Hal biasa bagi Sakura untuk mengabadikan ekspresi datar Sasuke setiap hari di dalam sketsanya. Bukan hal yang menyenangkan, karena bahkan Sasuke sama sekali tidak mengenal Sakura. Apalagi bercengkrama satu sama lain. Sakura takut untuk memulai, ditambah lagi dengan keterbatasannya yang mampu membuat seseorang berpikir ulang mengenalnya lebih jauh.
Berawal dari ketidaksengajaan Sakura yang tertarik melukis ketampanan pemuda itu. Lama-kelamaan penasaran dengan namanya yang belakangan diketahui adalah Sasuke Uchiha. Siapa sangka? Hal itu berujung candu baginya. Ia terlanjur tergila-gila pada objek menawan itu dan menaruh hati lebih. Berpikir bahwa Sasuke hanyalah objek lukis tanpa memendam rasa yang selalu bertambah setiap harinya, membuat hati Sakura bergejolak.
Pensil kecil itu kembali menari dengan lincah di atas lembaran-lembaran tipis yang tersusun rapi menjadi satu buku sketsa. Sudut-sudut bibir Sakura terangkat membentuk senyuman ketika matanya memandang Sasuke malu-malu namun tanpa henti terus menggoreskan arsiran-arsiran baru.
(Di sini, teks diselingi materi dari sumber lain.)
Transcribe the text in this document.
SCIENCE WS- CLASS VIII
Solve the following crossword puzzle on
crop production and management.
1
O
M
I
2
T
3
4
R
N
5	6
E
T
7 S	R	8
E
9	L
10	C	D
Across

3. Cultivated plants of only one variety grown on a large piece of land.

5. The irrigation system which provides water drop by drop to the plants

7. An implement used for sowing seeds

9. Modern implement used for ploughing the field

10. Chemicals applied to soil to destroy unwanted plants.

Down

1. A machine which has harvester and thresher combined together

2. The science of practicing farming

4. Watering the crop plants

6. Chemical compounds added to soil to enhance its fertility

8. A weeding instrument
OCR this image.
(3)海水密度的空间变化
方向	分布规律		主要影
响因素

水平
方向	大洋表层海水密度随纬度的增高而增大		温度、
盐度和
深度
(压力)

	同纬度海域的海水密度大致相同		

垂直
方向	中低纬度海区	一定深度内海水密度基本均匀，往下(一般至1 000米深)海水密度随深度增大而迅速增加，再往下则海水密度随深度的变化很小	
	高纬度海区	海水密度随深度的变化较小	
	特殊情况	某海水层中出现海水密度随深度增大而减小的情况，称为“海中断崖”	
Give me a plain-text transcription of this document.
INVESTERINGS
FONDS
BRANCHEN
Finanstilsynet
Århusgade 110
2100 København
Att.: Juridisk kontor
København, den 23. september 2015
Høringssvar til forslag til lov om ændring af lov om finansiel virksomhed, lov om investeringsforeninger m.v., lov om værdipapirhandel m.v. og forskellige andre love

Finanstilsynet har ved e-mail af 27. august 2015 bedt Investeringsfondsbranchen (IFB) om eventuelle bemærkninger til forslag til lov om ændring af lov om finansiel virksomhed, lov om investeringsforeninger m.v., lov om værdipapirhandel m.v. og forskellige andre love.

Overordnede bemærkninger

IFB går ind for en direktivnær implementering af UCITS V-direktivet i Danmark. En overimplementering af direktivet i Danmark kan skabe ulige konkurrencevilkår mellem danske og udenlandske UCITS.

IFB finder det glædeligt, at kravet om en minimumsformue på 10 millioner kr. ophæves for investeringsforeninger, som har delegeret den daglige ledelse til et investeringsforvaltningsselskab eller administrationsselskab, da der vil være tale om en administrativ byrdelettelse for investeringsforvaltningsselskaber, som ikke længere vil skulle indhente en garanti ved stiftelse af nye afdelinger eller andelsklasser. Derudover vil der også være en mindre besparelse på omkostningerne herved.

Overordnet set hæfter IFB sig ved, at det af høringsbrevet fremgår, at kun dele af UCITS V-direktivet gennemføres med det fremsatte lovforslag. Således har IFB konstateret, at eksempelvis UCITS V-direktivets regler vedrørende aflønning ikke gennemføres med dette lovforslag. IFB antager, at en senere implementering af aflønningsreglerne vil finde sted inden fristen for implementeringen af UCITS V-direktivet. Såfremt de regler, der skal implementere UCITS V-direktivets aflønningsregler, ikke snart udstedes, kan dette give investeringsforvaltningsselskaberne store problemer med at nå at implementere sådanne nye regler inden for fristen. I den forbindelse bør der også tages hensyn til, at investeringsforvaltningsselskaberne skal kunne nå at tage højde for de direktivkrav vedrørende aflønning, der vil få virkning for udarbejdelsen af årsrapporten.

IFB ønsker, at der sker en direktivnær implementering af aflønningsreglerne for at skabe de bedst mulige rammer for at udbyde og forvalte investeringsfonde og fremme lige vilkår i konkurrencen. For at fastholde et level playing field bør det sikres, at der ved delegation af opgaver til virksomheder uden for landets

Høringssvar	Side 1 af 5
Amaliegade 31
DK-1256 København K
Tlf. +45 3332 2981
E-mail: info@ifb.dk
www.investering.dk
Sasuke masih memejamkan matanya. Menikmati hembusan udara segar di pagi itu. Kedua kelopak matanya terbuka perlahan, menampakkan sepasang bola mata kelam. Sasuke tegak dari posisi duduknya. Irisnya tidak sengaja menangkap gestur Sakura yang mencuri-curi pandang ke arahnya sambil terus menorehkan garis abu-abu di buku sketsanya. Dua pasang mata itu kini bersiborok.
Sakura panik bukan main. Jelas-jelas ia tertangkap basah melukis Sasuke. Sekilas, Sakura bisa melihat kerutan di dahi Sasuke. Buru-buru gadis itu menghentikan kegiatannya dan membereskan lembaran-lembaran bergambar sama itu. Tapi sayang, pemuda itu tergolong cerdas dan keburu menyadari perbuatan Sakura lalu berjalan menghampirinya.
"Sedang apa kau?" Kalimat pertama itu terlontar dari bibir Sasuke.
Sakura makin panik. Ia berusaha menutupi gambar-gambar yang masih terlihat separuhnya. "Aaa..."
Sebelah alis Sasuke terangkat, "Apa itu?" Jeda sejenak. "Kau tidak sedang melukisku diam-diam, 'kan?" tanya Sasuke tepat sasaran.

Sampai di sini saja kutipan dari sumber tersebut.